Data protection experts have been debating the potential benefits of requiring simultaneous data storage on local servers, particularly to enhance oversight and ensure data availability for local authorities. However, these discussions have not yet resulted in any legal requirement for local storage or mirrored data hosting.

It is important to note that the current Data Protection Law does not preclude the possibility of data localisation requirements being introduced through sector-specific legislation – albeit no such requirements have been established in sectoral laws or regulations.

Blocking statutes are typically designed to protect national sovereignty, sensitive information, and key economic interests. Their main functions include:

• restricting the transfer of sensitive data to foreign jurisdictions, particularly where national security, state secrets, or industrial strategies are at stake; and
• preventing the extraterritorial application of foreign laws by blocking foreign governments or entities from accessing data stored within the country.

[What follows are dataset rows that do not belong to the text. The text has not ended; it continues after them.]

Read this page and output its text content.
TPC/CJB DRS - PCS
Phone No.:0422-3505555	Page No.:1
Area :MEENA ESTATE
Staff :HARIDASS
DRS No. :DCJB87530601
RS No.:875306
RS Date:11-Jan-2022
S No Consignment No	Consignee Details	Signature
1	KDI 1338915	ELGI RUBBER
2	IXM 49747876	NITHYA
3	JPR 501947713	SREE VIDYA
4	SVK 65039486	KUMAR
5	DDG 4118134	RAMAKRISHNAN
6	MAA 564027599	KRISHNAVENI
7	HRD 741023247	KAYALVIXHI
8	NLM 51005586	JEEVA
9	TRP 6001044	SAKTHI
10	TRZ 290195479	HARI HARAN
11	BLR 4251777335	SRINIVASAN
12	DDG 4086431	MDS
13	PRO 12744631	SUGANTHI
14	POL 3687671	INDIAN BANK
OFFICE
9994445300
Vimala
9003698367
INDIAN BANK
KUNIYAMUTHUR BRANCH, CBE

Although Armenia does not have formal blocking statutes, certain provisions within its Data Protection Law may function as de facto blocking mechanisms, particularly when transferring data to countries that do not meet the required level of protection. Such provisions can serve to protect Armenia’s national sovereignty and security against extraterritorial applications of foreign laws. For example, Armenian entities may resist compliance with foreign data protection requests when they conflict with Armenian legal frameworks or undermine national interests.

Limited developments have been made in relation to regulation of the international transfer of personal data. On 8 July 2024, the PDPA published the most recent list of states with an adequate level of personal data protection. As of now, the list includes 53 states.